# DisPose
**Repository Path**: dwhnicholas/DisPose
## Basic Information
- **Project Name**: DisPose
- **Description**: No description available
- **Primary Language**: Unknown
- **License**: Not specified
- **Default Branch**: main
- **Homepage**: None
- **GVP Project**: No
## Statistics
- **Stars**: 0
- **Forks**: 0
- **Created**: 2024-12-31
- **Last Updated**: 2024-12-31
## Categories & Tags
**Categories**: Uncategorized
**Tags**: None
## README
# DisPose: Disentangling Pose Guidance for Controllable Human Image Animation
This repository is the official implementation of [DisPose](https://arxiv.org/abs/2412.09349).
[](https://arxiv.org/abs/2412.09349)
[](https://lihxxx.github.io/DisPose/)
**📖 Table of Contents**
- [🎨 Gallery](#-gallery)
- [🧙 Method Overview](#-method-overview)
- [🔧 Preparations](#-preparations)
- [Setup repository and conda environment](#setup-repository-and-conda-environment)
- [Prepare model weights](#prepare-model-weights)

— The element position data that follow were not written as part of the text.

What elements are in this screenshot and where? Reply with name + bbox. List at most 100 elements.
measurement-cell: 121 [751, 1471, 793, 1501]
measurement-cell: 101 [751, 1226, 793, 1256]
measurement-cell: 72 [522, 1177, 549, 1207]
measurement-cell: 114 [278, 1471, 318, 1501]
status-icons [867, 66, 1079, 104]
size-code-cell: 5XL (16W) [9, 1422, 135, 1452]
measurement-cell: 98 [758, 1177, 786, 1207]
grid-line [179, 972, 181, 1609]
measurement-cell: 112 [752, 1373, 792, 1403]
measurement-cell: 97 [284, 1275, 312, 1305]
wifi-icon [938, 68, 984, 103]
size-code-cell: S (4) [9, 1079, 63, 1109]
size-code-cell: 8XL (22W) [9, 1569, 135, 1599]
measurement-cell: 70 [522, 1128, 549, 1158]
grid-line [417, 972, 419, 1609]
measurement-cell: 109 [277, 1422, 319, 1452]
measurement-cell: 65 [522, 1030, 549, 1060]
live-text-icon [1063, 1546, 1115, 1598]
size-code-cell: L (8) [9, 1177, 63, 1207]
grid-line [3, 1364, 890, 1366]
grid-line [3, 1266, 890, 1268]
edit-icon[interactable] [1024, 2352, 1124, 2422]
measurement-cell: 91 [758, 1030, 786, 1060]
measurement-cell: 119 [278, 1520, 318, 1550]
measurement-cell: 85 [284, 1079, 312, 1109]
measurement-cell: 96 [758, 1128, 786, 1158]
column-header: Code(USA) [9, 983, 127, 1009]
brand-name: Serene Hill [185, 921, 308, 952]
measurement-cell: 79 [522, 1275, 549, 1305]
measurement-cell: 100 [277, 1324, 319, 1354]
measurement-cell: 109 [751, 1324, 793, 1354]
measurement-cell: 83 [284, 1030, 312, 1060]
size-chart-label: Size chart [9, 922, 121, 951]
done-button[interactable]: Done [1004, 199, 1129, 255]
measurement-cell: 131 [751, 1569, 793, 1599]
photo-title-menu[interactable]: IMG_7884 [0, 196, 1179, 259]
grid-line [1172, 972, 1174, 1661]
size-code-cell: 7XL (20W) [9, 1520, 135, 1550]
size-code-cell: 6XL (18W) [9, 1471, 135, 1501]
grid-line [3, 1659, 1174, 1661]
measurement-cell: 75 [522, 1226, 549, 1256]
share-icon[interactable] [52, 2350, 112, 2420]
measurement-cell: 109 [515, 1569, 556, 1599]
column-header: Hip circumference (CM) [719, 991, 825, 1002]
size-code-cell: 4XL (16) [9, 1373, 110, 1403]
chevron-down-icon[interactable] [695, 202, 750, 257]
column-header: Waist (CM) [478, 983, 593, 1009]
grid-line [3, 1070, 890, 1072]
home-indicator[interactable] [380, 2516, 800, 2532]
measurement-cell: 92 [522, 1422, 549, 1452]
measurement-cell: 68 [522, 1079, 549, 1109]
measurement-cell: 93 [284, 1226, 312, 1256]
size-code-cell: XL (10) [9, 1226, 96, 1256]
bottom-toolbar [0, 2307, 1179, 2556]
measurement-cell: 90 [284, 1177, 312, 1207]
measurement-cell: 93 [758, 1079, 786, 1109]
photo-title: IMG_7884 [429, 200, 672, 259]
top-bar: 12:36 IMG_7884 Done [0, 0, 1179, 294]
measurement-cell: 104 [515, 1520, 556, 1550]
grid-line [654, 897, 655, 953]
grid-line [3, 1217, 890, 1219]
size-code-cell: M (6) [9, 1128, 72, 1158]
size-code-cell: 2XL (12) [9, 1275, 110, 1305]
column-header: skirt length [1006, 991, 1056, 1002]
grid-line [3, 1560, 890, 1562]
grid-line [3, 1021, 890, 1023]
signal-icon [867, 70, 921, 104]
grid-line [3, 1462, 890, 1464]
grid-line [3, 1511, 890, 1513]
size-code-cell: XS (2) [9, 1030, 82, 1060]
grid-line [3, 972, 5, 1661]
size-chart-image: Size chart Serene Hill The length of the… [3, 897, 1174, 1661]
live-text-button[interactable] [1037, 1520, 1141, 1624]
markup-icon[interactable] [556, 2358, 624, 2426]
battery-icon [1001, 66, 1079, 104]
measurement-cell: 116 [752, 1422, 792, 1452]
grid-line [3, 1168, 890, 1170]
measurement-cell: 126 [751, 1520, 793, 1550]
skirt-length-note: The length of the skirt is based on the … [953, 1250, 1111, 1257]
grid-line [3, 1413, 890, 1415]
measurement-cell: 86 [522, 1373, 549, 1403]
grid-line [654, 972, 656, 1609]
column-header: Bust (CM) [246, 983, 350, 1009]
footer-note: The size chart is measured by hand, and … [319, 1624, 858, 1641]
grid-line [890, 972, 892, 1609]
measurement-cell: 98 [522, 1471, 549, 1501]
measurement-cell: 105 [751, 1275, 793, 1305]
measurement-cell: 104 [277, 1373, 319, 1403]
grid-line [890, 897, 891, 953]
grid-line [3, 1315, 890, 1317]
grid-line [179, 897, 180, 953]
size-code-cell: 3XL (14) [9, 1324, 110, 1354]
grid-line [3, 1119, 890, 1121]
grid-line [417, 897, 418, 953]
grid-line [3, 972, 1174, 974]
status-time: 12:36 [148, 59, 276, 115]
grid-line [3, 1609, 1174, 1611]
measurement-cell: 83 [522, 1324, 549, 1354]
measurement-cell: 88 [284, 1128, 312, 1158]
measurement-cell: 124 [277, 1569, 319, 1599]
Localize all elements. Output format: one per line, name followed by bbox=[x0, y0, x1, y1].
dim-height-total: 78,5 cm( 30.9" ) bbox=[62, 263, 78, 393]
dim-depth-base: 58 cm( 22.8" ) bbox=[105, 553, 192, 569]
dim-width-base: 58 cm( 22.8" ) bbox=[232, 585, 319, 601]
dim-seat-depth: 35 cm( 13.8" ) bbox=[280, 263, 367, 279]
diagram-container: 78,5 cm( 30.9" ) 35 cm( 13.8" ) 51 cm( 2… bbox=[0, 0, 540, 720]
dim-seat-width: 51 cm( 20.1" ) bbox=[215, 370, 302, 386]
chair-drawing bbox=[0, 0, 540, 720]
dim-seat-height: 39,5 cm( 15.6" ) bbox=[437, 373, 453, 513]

- [💫 Inference](#-inference)
- [📣 Disclaimer](#-disclaimer)
- [💞 Acknowledgements](#-acknowledgements)
## 🎨 Gallery
## 🧙 Method Overview
We present **DisPose** to mine more generalizable and effective control signals without additional dense input, which disentangles the sparse skeleton pose in human image animation into motion field guidance and keypoint correspondence.
## 🔧 Preparations
### Setup repository and conda environment
The code requires `python>=3.10`, as well as `torch>=2.0.1` and `torchvision>=0.15.2`. Please follow the instructions [here](https://pytorch.org/get-started/locally/) to install both PyTorch and TorchVision dependencies. The demo has been tested on CUDA version of 12.4.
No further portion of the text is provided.